I didn’t attend my college graduation either. The only ceremony I participated in was for my master’s degree, but even then, I was estranged from my parents. My future ex-wife was my sole supporter there, and we inspired each other to reach higher.
So, what accomplishments do I take pride in? Promotions, my first real job offer at KPMG, making manager in public accounting, and earning my CPA license. These were milestones earned through blood, sweat, and tears. They mattered to me in a way high school graduation never did.
The Graduation Glut
Fast forward to today, and I cringe around graduation season. My niece graduated near the top of her class and is off to a good private school on a scholarship. When congratulating her, I caught myself saying, “Tell us when you actually achieve something one day.” It sounds harsh, but high school graduation, even at the top of your class, isn’t necessarily an achievement. For kids with a genetic legacy of multiple Gen X master’s degree holders, it’s almost expected.

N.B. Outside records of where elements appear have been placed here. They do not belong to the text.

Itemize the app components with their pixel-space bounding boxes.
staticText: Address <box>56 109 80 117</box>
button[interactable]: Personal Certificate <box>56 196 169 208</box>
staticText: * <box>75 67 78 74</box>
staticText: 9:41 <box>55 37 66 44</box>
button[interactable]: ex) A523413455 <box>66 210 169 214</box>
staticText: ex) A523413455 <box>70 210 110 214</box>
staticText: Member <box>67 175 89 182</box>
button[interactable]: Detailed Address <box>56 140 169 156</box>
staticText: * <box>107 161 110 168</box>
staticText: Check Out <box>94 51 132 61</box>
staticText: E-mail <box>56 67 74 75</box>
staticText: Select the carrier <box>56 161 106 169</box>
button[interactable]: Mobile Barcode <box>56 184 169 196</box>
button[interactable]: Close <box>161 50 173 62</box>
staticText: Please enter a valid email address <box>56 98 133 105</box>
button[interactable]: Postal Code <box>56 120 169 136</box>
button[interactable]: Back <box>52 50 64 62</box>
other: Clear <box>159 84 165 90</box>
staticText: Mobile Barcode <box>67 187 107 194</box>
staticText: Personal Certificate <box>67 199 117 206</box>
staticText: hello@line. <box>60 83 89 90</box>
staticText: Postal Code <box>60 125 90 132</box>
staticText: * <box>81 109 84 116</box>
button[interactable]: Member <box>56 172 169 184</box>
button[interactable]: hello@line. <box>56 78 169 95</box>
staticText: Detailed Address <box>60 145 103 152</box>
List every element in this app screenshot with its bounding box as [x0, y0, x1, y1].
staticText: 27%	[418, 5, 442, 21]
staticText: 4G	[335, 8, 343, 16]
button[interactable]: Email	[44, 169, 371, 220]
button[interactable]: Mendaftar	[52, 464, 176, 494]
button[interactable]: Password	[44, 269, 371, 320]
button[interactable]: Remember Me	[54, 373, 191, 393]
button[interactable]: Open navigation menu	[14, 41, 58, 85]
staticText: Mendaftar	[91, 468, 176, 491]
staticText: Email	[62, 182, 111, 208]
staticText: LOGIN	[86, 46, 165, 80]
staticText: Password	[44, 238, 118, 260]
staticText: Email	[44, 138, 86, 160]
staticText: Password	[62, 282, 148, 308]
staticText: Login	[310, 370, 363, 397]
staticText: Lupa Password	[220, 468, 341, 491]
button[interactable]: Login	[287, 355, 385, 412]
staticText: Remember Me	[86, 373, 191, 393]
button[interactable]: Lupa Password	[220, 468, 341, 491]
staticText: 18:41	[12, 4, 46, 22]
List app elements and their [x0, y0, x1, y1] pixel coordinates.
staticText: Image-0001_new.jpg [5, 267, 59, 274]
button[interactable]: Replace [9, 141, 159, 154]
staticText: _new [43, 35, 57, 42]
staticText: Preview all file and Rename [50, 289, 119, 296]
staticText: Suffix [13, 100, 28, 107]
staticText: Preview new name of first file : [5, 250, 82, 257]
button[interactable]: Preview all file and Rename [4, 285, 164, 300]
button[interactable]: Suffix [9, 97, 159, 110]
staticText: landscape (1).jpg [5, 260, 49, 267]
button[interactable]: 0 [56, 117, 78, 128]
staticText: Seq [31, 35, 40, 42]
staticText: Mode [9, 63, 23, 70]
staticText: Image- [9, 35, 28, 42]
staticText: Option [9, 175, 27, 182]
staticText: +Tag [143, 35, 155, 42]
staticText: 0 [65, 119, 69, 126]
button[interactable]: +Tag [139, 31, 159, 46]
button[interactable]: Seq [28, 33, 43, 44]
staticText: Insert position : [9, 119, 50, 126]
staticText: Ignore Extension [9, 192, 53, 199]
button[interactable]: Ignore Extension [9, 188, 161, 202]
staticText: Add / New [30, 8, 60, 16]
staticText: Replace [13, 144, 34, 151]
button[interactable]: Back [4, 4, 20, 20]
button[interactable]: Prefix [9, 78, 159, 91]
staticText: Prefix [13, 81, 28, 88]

Now, we have pre-K graduations, kindergarten graduations, elementary, middle school, high school—more ceremonies than Catholic sacraments. And I think sacraments are harder to earn than a B+ in AP English. Confirmation might be more challenging than high school these days.
So, can we turn down the volume on graduations? Can parents be honest with themselves and recognize that these ceremonies are more for them than their kids? We should encourage our children to aim higher and value true greatness. Celebrate when they read a book out of interest, research a passion project, or earn their first paycheck. When my son gets his first paycheck, we’re going to River Palm Terrace in Edgewater, NJ to celebrate. I’m paying, not him.